Passage du geyser aux Oules de Freissinières

Oules de Freissinières

On fait du minitrip cet automne. On est allé en Bretagne et on a navigué l’Allier en passant. Puis on est reparti à Genova faire du canyon avec un groupe, j’encadre au RIF à Puget-Theniers et dans la foulée on laisse le camion chargé et on va dans le 05. Le plan était de faire du kayak pour faire plaisir à madame mais finalement on n’a pas eu de bonnes sensations sur l’eau alors la convaincre de faire du canyon était plus facile.

Le créneau était idéal pour les Oules et je connais le canyon par cœur alors nous voilà parti dans la vallée de Freissinières. 13 ans que je n’étais pas revenu ici après ma liste de course pour le DEJEPS où j’étais (re)venu faire ces canyons en solo juste pour m’en souvenir avant l’oral, me faire griller par un formateur et quelques critiques avant même de commencer.
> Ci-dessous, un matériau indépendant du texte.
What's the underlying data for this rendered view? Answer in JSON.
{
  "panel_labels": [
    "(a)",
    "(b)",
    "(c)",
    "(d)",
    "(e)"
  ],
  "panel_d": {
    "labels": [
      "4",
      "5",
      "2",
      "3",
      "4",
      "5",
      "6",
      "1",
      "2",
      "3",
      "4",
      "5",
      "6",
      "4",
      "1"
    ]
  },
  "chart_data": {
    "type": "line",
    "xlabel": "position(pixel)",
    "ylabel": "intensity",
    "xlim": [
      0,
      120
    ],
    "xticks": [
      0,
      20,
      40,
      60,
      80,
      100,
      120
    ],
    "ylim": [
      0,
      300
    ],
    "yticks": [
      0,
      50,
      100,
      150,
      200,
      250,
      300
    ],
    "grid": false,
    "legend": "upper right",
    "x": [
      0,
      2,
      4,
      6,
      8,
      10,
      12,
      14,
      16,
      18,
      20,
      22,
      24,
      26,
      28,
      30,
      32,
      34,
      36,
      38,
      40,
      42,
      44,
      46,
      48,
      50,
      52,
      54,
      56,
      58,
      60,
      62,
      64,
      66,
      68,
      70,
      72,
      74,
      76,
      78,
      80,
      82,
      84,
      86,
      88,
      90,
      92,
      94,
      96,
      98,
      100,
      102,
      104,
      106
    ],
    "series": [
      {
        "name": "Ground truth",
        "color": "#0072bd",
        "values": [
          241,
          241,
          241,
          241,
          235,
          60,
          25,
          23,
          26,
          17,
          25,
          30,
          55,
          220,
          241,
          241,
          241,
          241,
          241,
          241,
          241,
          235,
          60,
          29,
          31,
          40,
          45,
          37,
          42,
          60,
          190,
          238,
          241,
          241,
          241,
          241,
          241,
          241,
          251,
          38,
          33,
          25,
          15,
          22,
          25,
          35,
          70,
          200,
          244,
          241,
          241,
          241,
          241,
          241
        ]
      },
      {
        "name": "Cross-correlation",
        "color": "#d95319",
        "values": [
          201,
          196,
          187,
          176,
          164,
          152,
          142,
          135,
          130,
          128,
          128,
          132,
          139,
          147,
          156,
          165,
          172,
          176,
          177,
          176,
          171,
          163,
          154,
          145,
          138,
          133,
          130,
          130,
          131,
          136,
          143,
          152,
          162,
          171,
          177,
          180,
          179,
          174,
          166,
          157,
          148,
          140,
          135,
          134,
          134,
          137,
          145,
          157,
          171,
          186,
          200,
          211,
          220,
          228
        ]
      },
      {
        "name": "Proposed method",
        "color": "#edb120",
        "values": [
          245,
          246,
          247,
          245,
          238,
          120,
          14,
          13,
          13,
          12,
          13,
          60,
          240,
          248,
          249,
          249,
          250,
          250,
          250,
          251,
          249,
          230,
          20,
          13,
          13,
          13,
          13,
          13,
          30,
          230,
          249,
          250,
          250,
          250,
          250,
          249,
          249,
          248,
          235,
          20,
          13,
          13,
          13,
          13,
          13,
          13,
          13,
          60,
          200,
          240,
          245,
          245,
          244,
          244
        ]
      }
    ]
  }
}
Je suis content que tout soit derrière quand même et même si le jeu en valait la chandelle, je n’ai pas passé les meilleures années de ma vie.

Là c’est le cœur heureux qu’on marche dans le mélézin. Julie est inquiète parce qu’il y a beaucoup d’eau (et puis c’est son état habituel) mais comme je l’ai déjà fait à 5 à l’échelle sous le pont, je ne m’inquiète pas plus du 5 du jour.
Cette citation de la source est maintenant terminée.